Thermoanaerobacter acetoethylicus

Scientific classification
- Domain: Bacteria
- Kingdom: Bacillati
- Phylum: Bacillota
- Class: Clostridia
- Order: Thermoanaerobacterales
- Family: Thermoanaerobacteraceae
- Genus: Thermoanaerobacter
- Species: T. acetoethylicus
- Binomial name: Thermoanaerobacter acetoethylicus (Ben-Bassat and Zeikus 1983) Rainey and Stackebrandt 1993

= Thermoanaerobacter acetoethylicus =

- Authority: (Ben-Bassat and Zeikus 1983) Rainey and Stackebrandt 1993

Species of bacterium

Thermoanaerobacter acetoethylicus, formerly called Thermobacteroides acetoethylicus, is a species of thermophilic, nonspore-forming bacteria.

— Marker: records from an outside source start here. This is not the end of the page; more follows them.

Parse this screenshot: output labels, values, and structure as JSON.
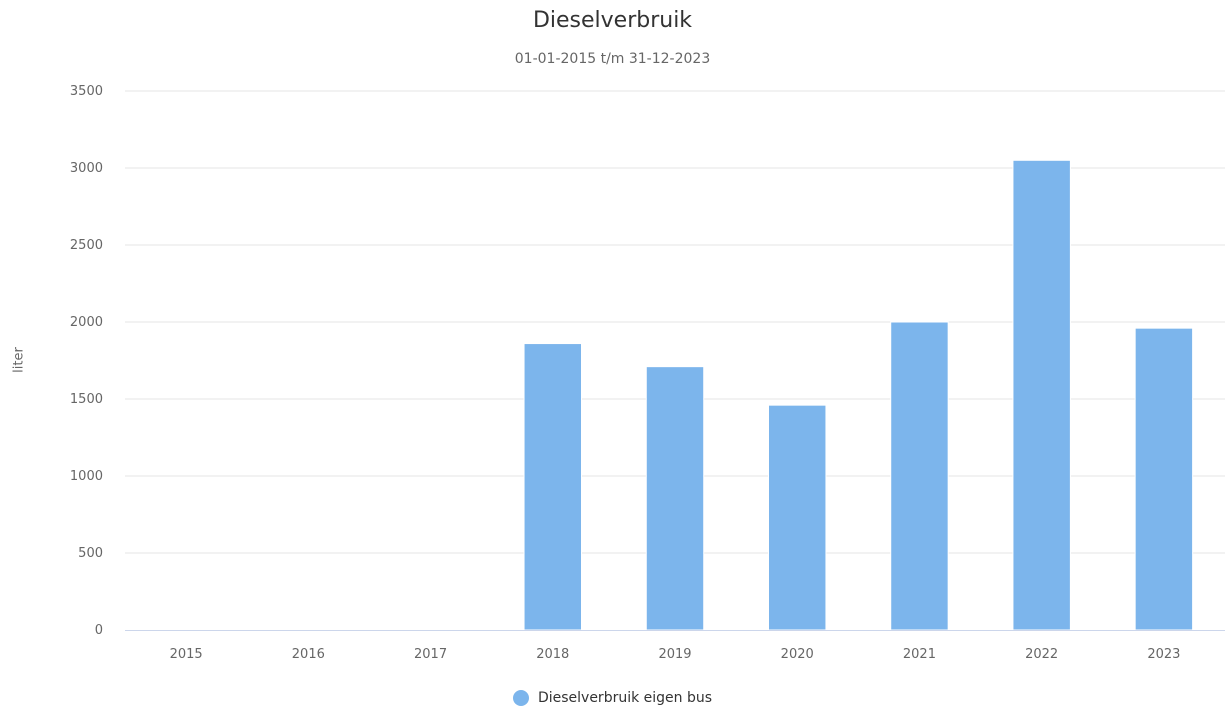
{
  "chart_data": {
    "type": "bar",
    "title": "Dieselverbruik",
    "subtitle": "01-01-2015 t/m 31-12-2023",
    "ylabel": "liter",
    "xlabel": "",
    "categories": [
      "2015",
      "2016",
      "2017",
      "2018",
      "2019",
      "2020",
      "2021",
      "2022",
      "2023"
    ],
    "series": [
      {
        "name": "Dieselverbruik eigen bus",
        "values": [
          0,
          0,
          0,
          1860,
          1710,
          1460,
          2000,
          3050,
          1960
        ],
        "color": "#7cb5ec"
      }
    ],
    "ylim": [
      0,
      3500
    ],
    "yticks": [
      "0",
      "500",
      "1000",
      "1500",
      "2000",
      "2500",
      "3000",
      "3500"
    ],
    "grid": true,
    "legend_position": "bottom-center"
  }
}
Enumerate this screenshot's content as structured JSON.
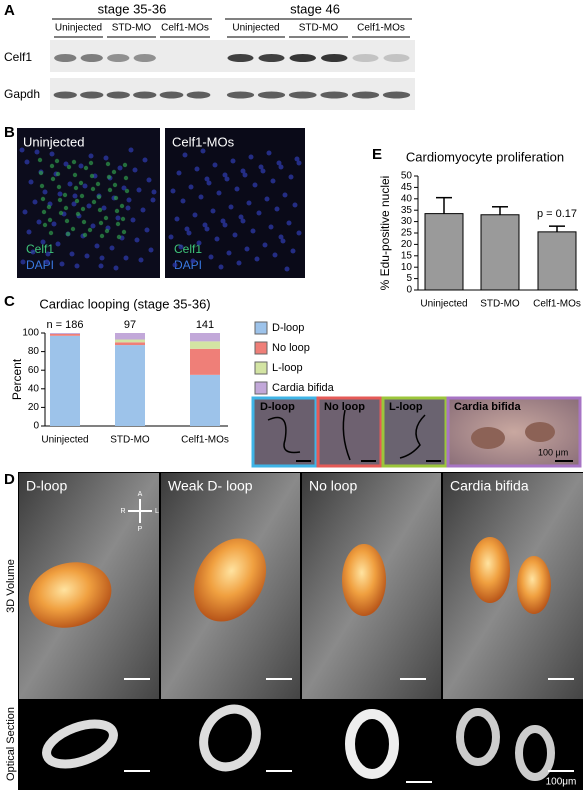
{
  "panel_labels": [
    "A",
    "B",
    "C",
    "D",
    "E"
  ],
  "blot": {
    "stages": [
      "stage 35-36",
      "stage 46"
    ],
    "lanes": [
      "Uninjected",
      "STD-MO",
      "Celf1-MOs",
      "Uninjected",
      "STD-MO",
      "Celf1-MOs"
    ],
    "rows": [
      "Celf1",
      "Gapdh"
    ]
  },
  "staining": {
    "conditions": [
      "Uninjected",
      "Celf1-MOs"
    ],
    "channels": [
      "Celf1",
      "DAPI"
    ]
  },
  "chart_data": [
    {
      "type": "bar",
      "stacked": true,
      "title": "Cardiac looping (stage 35-36)",
      "y_label": "Percent",
      "categories": [
        "Uninjected",
        "STD-MO",
        "Celf1-MOs"
      ],
      "annotations": [
        "n = 186",
        "97",
        "141"
      ],
      "series": [
        {
          "name": "D-loop",
          "color": "#9dc3ea",
          "values": [
            97,
            87,
            55
          ]
        },
        {
          "name": "No loop",
          "color": "#ef7f78",
          "values": [
            2,
            3,
            28
          ]
        },
        {
          "name": "L-loop",
          "color": "#d3e4a3",
          "values": [
            0,
            3,
            8
          ]
        },
        {
          "name": "Cardia bifida",
          "color": "#c2a8d9",
          "values": [
            1,
            7,
            9
          ]
        }
      ],
      "ylim": [
        0,
        100
      ],
      "yticks": [
        0,
        20,
        40,
        60,
        80,
        100
      ]
    },
    {
      "type": "bar",
      "title": "Cardiomyocyte proliferation",
      "y_label": "% Edu-positive nuclei",
      "categories": [
        "Uninjected",
        "STD-MO",
        "Celf1-MOs"
      ],
      "values": [
        33.5,
        33,
        25.5
      ],
      "errors": [
        7,
        3.5,
        2.5
      ],
      "color": "#9a9a9a",
      "annotation": "p = 0.17",
      "ylim": [
        0,
        50
      ],
      "yticks": [
        0,
        5,
        10,
        15,
        20,
        25,
        30,
        35,
        40,
        45,
        50
      ]
    }
  ],
  "looping_images": {
    "labels": [
      "D-loop",
      "No loop",
      "L-loop",
      "Cardia bifida"
    ],
    "scale_bar": "100 μm"
  },
  "heart_3d": {
    "columns": [
      "D-loop",
      "Weak D- loop",
      "No loop",
      "Cardia bifida"
    ],
    "rows": [
      "3D Volume",
      "Optical Section"
    ],
    "compass": [
      "A",
      "P",
      "R",
      "L"
    ],
    "scale_bar": "100μm"
  }
}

T. acetoethylicus was first isolated from Octopus Spring in Yellowstone National Park. The bacteria produce ethanol and acetic acid as fermentation products, but do not produce lactic acid. The growth range of T. acetoethylicus is 40-80 °C and pH 5.5-8.5, with the optimum growth temperature around 65 °C. The species was originally placed in its own new genus of Thermobacteroides in 1981. In 1993, based on further study, the species was moved into the genus Thermoanaerobacter.